Can you suggest some techniques for helping call center agents to re-focus chatty customers so that agents can be more efficient in addressing the reason for the call?
Throughout a typical work day, call center agents deal with a wide variety of customer issues, emotions and personalities that manifest themselves in many different ways – for example frustration, anger, confusion, and/or a tendency to be long-winded. Regardless of the problem, concern or situation the customer is calling about, the call center agent must first address and acknowledge the "human side" of the conversation before moving on to the "business issue." Managing the conversation flow is one of the subtler proficiencies that agents need to learn, practice and employ when handling customer calls. There are many good training programs for communications skills that focus on effective call handling techniques, one of which has been developed by Kaset International.

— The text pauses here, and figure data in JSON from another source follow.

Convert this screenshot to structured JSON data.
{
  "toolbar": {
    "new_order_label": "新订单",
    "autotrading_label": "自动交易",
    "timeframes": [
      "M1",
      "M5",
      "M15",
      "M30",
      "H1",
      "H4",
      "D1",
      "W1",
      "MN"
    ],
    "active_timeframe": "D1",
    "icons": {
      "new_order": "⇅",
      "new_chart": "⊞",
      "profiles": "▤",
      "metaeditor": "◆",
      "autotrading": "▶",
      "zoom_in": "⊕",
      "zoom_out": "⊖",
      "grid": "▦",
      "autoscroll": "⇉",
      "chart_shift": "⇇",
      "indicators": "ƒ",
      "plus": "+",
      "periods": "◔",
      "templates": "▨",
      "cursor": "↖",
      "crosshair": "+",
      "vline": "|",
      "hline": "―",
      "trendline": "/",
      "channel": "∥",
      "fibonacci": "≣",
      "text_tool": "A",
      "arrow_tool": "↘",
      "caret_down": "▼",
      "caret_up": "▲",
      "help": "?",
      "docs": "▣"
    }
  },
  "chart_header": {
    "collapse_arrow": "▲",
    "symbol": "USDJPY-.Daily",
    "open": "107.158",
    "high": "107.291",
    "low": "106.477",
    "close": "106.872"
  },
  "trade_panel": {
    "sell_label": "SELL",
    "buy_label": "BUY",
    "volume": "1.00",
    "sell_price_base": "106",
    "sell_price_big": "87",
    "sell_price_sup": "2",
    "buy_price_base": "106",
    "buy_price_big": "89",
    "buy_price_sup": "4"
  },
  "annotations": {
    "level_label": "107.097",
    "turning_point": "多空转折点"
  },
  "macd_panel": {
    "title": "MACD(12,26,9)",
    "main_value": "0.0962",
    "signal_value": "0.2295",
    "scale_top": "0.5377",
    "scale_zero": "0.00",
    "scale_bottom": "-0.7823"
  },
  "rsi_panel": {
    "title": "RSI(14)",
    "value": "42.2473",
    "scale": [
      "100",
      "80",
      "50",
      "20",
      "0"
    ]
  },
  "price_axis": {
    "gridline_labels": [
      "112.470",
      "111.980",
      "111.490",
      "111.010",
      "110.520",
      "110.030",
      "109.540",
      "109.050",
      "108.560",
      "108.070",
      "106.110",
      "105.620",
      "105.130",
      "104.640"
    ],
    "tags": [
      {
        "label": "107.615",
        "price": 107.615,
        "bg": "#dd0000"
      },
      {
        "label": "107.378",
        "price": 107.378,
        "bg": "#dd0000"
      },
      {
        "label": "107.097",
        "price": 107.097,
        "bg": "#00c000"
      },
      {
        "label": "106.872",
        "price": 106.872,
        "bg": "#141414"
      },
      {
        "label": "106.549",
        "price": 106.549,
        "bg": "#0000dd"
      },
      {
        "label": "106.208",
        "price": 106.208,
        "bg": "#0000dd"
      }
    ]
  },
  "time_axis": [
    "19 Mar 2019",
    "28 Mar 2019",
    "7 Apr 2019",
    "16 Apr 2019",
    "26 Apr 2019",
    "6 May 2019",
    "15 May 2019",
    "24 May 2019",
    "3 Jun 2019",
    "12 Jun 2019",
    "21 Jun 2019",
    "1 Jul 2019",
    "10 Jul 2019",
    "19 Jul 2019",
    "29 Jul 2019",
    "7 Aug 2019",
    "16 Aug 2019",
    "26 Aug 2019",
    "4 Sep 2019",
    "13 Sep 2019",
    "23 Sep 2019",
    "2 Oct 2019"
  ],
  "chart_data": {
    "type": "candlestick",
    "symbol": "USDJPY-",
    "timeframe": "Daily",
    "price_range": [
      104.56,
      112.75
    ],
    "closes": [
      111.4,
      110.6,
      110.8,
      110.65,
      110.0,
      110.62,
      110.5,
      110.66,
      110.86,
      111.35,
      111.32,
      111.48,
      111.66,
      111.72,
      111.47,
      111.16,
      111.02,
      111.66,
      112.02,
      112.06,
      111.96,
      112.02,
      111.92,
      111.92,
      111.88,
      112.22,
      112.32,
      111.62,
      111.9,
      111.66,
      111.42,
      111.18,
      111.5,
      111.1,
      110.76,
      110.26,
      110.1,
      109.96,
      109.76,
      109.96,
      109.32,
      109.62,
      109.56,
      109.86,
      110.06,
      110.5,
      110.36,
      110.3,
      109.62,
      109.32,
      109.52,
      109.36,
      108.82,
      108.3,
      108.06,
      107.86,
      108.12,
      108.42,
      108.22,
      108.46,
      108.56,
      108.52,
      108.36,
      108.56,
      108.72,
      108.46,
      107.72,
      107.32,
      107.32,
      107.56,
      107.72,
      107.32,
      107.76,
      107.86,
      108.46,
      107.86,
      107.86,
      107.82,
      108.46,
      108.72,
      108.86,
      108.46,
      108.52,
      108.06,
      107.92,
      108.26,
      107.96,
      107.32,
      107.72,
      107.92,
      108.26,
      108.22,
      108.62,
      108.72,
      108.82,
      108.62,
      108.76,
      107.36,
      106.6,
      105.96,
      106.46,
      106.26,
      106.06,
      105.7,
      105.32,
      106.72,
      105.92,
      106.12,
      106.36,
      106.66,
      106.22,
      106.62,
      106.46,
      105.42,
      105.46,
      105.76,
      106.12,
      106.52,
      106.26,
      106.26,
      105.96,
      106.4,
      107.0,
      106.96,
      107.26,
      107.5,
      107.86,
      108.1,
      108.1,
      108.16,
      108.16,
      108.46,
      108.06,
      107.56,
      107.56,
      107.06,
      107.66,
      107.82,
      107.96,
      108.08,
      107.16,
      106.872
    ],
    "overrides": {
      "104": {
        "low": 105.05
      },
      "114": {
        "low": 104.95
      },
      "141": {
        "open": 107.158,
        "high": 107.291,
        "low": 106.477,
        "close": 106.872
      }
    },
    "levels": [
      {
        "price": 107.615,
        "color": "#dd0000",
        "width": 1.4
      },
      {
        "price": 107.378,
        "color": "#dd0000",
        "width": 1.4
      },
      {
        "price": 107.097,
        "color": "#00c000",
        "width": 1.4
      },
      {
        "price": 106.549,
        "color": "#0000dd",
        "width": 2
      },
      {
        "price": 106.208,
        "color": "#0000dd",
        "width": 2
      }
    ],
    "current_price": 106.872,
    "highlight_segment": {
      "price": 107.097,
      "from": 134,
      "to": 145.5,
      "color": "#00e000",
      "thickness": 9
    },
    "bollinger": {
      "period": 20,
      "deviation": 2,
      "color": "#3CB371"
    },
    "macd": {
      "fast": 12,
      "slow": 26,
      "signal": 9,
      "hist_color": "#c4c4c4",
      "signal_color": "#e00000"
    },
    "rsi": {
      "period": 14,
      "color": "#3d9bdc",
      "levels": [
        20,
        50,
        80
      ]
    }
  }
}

With respect to "chatty" customers, here is an alternative perspective that is worth considering. When speaking with customers, agents must use effective listening skills to hone in on the explicit reason for the call to determine how they can best address the customer's need. At the same time they must be trained to listen for implicit concerns that the customer is trying to convey – these can be expressed in a word, tone or attitude. Customers often share a wealth of important and useful information about their life, situation and needs, during a call. (Marketing organizations often spend a great deal of money to obtain exactly the kind of information that customers freely share with call center agents.) Agents who are trained to zero in on these customer cues are highly effective in optimally matching the right products and programs to each customer's needs. In doing so, they are extending relationships with the company through valuable cross-sell/up-sell opportunities and building loyal and highly satisfied customers at the same time.